IMF and Japan’s Bilateral Borrowing Agreement

The IMF has a nice fact sheet that explains how they get their financing. Inside it you’ll find this paragraph (emphasis added):

In February 2009, the IMF signed a bilateral borrowing agreement with Japan to temporarily bolster its capacity to support members during the current global economic and financial crisis. Under this agreement Japan committed to lend up to US$100 billion (about SDR 68 billion) to the IMF. Supplementary resources available under this loan will help ensure that the Fund can continue to provide timely and effective balance of payments assistance to its members.

US$100 billion, Japan? That reminds me of… so lets look more closely here.
The IMF provides some more detail about this bilateral agreement:

The formal signing of the agreement in Rome, Italy, follows the IMF Executive Board’s approval of the terms on February 12, 2009. Taro Aso, Japanese Prime Minister, announced in November 2008 that Japan would be willing to provide supplemental funding to the IMF, to help overcome the current global crisis (see Press Release No. 08/284).

Now we have US$100 billion, Japan, Italy. That rings some bells does it. How did the Japanese pay, could it be that they tried to bring some bonds over the Italian-Swiss border, to bring them to the Bank of International Settlements in Basel? The BIS is the central banks’ bank and provides money market services among other things to its members.

The following, not really related, article on Alternet, sheds some light on the functions and workings of the IMF (emphasis added):

In 1982, JPMorgan, Bank of America and Citibank were all facing financial ruin. They had made billions in expensive, high-interest loans to developing nations in Latin America, and the nations simply could not afford to repay them. These loans accounted for more than double the amount of money that the banks had set aside as a cushion against losses, according to FDIC data. Accounting for the loans accurately would have meant filing for bankruptcy.

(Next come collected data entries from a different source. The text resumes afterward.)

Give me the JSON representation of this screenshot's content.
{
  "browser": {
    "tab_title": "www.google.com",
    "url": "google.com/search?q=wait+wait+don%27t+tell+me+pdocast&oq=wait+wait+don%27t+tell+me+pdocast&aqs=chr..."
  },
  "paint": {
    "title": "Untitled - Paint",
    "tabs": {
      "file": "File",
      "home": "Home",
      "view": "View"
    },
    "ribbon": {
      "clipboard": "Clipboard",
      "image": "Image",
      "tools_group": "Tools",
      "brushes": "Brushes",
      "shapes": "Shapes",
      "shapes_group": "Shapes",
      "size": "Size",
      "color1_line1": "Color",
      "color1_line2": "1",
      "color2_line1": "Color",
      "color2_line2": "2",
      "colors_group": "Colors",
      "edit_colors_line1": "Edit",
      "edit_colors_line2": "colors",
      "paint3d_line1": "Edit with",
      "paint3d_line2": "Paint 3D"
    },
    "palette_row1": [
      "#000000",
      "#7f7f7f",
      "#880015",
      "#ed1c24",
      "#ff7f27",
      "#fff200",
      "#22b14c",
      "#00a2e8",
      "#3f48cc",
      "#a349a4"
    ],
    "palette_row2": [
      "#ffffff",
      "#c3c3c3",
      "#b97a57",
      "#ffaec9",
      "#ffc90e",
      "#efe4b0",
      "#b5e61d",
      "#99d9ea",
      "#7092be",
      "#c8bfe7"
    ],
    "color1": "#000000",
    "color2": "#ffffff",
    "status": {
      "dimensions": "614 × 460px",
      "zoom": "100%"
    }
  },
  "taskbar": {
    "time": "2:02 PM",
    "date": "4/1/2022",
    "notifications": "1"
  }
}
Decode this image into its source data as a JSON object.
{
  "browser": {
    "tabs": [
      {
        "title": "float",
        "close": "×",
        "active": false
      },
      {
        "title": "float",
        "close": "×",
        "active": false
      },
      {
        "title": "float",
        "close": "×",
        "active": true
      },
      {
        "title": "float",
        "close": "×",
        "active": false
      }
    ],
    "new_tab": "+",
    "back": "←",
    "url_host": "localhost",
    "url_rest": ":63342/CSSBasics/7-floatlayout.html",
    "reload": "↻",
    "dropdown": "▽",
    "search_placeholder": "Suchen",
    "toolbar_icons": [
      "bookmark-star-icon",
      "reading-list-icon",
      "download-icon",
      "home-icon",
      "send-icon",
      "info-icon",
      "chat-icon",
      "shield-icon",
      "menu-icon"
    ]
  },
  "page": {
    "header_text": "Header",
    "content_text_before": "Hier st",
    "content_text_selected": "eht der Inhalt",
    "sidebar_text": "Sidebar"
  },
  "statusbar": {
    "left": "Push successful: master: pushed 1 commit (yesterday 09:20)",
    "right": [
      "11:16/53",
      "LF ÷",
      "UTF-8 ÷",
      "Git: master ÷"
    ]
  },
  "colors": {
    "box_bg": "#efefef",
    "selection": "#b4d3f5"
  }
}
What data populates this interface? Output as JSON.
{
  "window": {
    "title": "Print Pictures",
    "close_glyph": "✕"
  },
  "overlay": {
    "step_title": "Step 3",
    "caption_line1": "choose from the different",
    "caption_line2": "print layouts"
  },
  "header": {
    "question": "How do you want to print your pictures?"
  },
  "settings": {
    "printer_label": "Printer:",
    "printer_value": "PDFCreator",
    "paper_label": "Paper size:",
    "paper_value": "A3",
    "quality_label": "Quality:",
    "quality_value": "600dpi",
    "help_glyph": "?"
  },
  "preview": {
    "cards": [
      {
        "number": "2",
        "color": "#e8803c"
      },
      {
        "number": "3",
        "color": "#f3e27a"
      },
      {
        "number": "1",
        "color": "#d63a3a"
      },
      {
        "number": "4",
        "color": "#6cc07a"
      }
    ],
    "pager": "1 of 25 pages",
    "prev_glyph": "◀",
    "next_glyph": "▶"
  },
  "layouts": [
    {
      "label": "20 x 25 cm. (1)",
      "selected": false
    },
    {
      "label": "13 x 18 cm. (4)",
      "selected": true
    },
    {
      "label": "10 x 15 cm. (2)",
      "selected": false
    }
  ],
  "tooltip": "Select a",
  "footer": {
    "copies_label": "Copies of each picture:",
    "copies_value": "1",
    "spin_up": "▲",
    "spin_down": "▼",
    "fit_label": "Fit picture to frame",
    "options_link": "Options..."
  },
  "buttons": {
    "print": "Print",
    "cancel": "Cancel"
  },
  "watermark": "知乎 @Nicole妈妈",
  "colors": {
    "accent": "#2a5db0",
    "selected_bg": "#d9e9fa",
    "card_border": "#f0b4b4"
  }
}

“They were a lot like subprime mortgage loans,” says William Black, a senior bank regulator from the 1980s, who now teaches law and economics at the University of Missouri at Kansas City. “They were never very good loans to begin with, so the borrowing never made a whole lot of sense.”

But compliant U.S. regulators didn’t make the banks record losses on the loans that were never going to be paid back. Between 1982 and 1987, no major money center bank realized any loss on a loan to a nation in Latin America. As the crisis dragged on, the International Monetary Fund eventually stepped in, amid heavy negotiations between foreign governments, the banks and the U.S. Treasury Department.

“The banks were permanently in conversation with IMF or the Treasury, it was part of the game,” says Luiz Carlos Bresser-Pereira, who served as finance minister for Brazil during the height of the debt crisis. “The debtors had to negotiate with this coalition.”

The Treasury Department was intensely devoted to protecting the interests of U.S. banks and refused to sign off on rescue plans that required banks to reduce the amount that foreign governments owed. To make sure that banks were paid, the Treasury and the IMF worked out a plan where the IMF served as a bailout conduit, funneling money from the U.S. Treasury to the major banks such as Citi and Bank of America.

“Whenever the accountants are about to say to Citi, ‘you have to recognize a loss,’ the U.S. increases its contribution to the IMF, the IMF promptly makes a loan to Brazil, and Brazil promptly makes a payment to Citi,” Black says.

“In a lot of ways, the IMF really can be blamed for this whole story,” says economist Dean Baker, co-director of the Center for Economic and Policy Research. “They always wanted to lay down the law for everyone else, but when it comes to the banks, they’re happy to come to the rescue.”

Eventually the Treasury and the IMF began orchestrating “troubled-debt restructurings” between banks and overburdened nations. The result was an under-the-table bailout achieved by exploiting weak accounting rules.

I like this  theory. However, I also have no proof for it and if I am to give any credibility to the US Treasury, then the smuggled papers were fakes.

I will try to learn from the IMF and Japan how and when this commitment of $100 billion was honored, or, if it hasn’t been honored yet,¬† how and when it will be honored.